MRSA Staph Infections in Kids Surge
The number of children hospitalized with dangerous drug-resistant staph infections surged 10-fold in recent years, a study found.
Disease incidence increased from two cases to 21 cases per 1,000 hospital admissions from 1999 to 2008. Most infections were caught in the community, not in the hospital.
The study involved methicillin-resistant staph infections, called MRSA. These used to occur mostly in hospitals and nursing homes but they are increasingly showing up in other settings in children and adults. Recent evidence suggests hospital-acquired MRSA cases may be declining while community-acquired cases are becoming more common.
The results are "a good example of how something that is not unexpected remains alarming," said Dr. Buddy Creech, an infectious disease specialist at Vanderbilt University. He was not involved in the study.
The study involved 25 children's hospitals; the 10-fold increase in hospitalizations likely occurred nationwide, said Dr. Jason Newland, the lead author and an infectious disease physician at Children's Mercy Hospitals and Clinics and the University of Missouri-Kansas City.
Almost 30,000 children were hospitalized with MRSA infections at the hospitals studied during the 10-year period.
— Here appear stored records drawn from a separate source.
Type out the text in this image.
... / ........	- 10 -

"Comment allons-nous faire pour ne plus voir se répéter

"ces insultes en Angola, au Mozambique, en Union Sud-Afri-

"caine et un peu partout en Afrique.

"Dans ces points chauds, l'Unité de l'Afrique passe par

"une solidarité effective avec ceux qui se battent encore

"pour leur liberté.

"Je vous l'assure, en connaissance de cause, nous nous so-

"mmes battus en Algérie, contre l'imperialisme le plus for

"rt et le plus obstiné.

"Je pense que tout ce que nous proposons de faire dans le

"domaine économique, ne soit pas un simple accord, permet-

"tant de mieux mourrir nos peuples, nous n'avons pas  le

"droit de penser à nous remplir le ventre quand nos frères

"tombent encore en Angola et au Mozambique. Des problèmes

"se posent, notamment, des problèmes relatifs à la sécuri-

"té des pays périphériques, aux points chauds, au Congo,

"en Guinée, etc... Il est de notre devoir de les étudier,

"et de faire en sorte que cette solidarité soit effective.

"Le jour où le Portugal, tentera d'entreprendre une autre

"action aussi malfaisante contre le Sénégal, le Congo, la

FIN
Most had skin or muscle infections, and 374 youngsters with MRSA died. While Newland said it isn't clear if MRSA caused those deaths, it can be deadly and is blamed for more than 18,000 deaths in children and adults nationwide each year.
The study didn't examine whether deaths or the severity of infections increased.
The results were published Monday in the journal Pediatrics.
MRSA often begins as a pimple or boil on the skin. It can also spread to other parts of the body, including the bones or lungs, where it can cause pneumonia.
The study also found a coinciding increase in use of clindamycin, an antibiotic that comes in easy-to-use pills and liquid, and smaller increases for two other antibiotics. Another drug effective against MRSA, vancomycin, is only available intravenously and its use decreased during the study.
Newland said the increasing use of clindamycin is concerning because in some regions MRSA is already becoming resistant to the drug. Doctors need to use the antibiotic judiciously, he said.
Dr. Kenneth Alexander, the University of Chicago's pediatric infectious disease chief, said he agrees.
"Staph are incredibly cagey, and will ultimately find their way around any antibiotic in use," he said.
Research is needed to find other drugs that will work against MRSA, he said.